A team of nine men from British Waterways, now the Canal and River Trust, did the work in January and February and agreed to let Bingley-based professional photographer Tom Handbury, 31, to chronicle the job.

He took more than 600 pictures as the contractors replaced the large lengths of wood. More than 70 of them can be seen at Jane’s month-long exhibition.

Tom said: “It wasn’t a commission. It was a project I wanted to do because for the past four years I have lived just down the road from Five Rise Locks. I was there for about seven days during the four weeks.

“There were four sets of gates that were taken out, the bottom set of two were left. There are 18 main pictures in the gallery, with a timeline of 60 smaller pictures with a date and a short description of the image.

“I invested into this. I am actually a portrait photographer, that’s the source of my income, but I put about £1,000 into this exhibition.”
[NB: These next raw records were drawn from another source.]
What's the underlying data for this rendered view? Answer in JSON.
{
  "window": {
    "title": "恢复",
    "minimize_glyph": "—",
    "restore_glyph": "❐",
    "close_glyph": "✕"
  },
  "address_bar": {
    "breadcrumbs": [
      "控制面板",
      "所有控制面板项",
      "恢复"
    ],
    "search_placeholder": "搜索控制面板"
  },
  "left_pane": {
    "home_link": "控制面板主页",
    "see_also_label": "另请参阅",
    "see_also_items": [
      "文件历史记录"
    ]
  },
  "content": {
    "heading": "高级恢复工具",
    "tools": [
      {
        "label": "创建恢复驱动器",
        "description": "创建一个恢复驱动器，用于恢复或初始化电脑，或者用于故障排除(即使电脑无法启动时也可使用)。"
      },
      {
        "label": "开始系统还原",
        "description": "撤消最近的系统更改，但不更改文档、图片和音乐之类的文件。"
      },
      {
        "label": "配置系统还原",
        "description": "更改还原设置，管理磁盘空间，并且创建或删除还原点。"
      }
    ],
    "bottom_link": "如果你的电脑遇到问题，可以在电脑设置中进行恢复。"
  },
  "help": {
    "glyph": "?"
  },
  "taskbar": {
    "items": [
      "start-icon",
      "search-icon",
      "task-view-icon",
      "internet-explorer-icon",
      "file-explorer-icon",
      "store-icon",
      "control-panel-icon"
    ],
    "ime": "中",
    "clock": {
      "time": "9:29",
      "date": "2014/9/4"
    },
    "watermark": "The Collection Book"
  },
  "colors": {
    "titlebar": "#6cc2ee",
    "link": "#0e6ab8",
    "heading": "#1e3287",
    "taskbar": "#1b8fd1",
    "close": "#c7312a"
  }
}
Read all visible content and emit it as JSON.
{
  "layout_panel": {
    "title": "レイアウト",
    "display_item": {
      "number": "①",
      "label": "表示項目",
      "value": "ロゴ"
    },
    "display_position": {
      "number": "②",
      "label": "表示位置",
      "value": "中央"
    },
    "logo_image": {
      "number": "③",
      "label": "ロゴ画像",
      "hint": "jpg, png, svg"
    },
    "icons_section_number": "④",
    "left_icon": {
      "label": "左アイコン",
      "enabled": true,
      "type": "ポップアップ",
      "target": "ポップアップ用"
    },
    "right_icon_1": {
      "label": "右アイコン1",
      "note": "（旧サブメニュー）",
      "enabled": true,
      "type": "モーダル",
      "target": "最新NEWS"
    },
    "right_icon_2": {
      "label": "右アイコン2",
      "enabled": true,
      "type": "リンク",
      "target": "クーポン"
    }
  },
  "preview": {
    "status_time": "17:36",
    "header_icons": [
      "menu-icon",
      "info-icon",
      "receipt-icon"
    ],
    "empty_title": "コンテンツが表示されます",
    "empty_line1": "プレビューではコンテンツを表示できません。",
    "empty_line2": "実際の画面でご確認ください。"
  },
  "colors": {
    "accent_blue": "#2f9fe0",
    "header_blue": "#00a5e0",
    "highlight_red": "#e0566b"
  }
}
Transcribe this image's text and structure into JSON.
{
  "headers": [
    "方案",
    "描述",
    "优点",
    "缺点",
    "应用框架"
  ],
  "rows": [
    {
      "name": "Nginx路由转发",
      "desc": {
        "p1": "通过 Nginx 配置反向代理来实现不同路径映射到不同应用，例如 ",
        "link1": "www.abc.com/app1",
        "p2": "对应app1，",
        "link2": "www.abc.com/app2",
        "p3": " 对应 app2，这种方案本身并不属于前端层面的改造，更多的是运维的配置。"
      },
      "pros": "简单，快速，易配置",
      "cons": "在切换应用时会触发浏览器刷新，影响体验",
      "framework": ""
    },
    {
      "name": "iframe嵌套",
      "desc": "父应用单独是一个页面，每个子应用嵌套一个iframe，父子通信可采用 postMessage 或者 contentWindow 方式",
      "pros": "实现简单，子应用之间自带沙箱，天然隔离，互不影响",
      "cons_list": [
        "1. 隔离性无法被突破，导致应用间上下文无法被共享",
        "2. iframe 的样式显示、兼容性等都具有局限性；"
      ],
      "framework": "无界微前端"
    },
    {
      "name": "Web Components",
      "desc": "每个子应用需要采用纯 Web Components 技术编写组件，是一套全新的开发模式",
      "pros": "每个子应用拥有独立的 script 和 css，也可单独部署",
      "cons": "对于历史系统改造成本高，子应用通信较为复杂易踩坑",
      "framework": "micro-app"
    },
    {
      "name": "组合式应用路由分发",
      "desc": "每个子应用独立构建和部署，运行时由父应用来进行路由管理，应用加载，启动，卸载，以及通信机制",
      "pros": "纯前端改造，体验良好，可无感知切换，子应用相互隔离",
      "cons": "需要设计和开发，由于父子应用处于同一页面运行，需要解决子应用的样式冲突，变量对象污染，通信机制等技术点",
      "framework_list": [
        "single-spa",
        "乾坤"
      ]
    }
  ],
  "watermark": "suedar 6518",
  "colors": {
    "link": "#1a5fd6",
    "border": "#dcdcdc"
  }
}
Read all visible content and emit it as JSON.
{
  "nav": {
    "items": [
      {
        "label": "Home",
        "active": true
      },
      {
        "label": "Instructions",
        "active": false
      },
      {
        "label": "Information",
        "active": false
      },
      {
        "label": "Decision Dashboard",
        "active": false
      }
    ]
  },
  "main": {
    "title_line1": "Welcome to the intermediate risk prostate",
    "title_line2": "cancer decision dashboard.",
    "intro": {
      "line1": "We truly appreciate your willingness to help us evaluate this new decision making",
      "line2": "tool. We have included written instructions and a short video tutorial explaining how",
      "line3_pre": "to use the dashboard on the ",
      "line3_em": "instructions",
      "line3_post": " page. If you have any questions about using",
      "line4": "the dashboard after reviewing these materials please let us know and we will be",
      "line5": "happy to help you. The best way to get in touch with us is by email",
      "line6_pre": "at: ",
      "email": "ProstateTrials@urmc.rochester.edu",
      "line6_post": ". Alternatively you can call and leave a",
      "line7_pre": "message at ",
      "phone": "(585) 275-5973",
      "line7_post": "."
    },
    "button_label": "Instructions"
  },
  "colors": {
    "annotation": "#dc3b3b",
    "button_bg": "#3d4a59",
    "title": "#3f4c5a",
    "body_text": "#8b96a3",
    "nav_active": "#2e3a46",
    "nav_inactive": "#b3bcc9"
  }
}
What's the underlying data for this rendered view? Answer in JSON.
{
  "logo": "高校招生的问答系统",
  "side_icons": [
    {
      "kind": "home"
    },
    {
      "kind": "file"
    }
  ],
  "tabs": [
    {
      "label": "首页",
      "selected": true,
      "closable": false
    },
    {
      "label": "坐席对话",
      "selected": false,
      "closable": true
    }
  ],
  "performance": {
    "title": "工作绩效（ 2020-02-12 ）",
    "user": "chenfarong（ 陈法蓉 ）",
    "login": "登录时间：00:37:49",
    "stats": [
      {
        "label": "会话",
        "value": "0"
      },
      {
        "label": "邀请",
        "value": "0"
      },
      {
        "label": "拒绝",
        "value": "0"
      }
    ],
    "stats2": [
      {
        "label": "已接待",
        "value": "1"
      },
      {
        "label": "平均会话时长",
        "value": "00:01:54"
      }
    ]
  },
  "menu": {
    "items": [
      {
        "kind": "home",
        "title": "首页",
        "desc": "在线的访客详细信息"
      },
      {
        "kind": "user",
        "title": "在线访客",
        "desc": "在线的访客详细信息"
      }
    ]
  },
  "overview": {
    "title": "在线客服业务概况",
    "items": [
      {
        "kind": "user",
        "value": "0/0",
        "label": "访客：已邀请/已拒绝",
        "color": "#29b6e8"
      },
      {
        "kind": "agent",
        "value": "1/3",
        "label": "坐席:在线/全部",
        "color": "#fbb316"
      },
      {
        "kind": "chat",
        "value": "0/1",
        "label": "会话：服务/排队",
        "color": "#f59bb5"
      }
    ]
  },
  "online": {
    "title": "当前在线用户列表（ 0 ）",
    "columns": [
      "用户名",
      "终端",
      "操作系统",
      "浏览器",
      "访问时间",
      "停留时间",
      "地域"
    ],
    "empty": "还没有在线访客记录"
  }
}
Five Rise Locks started operating on March 12, 1774. The first boat through them took 28 minutes to move over a distance of 320ft (98 metres). The story goes that when the Gargrave-to-Leeds section of the canal opened, more than 30,000 people turned out to celebrate. Many of them would have been labourers who worked with pick and shovel to dig out the waterway.

During the replacement work this year the locks were drained, enabling people to go down to the bottom of the normally water-filled chambers.

Tom Handbury’s exhibition of photographs opens at Jane Fielder’s Bingley Gallery, 29A Park Road, runs until November 11. Opening times are Thursday-Friday noon-6pm, Saturday-Sunday 10 am-5pm. Closed Monday to Wednesday. Admission is free.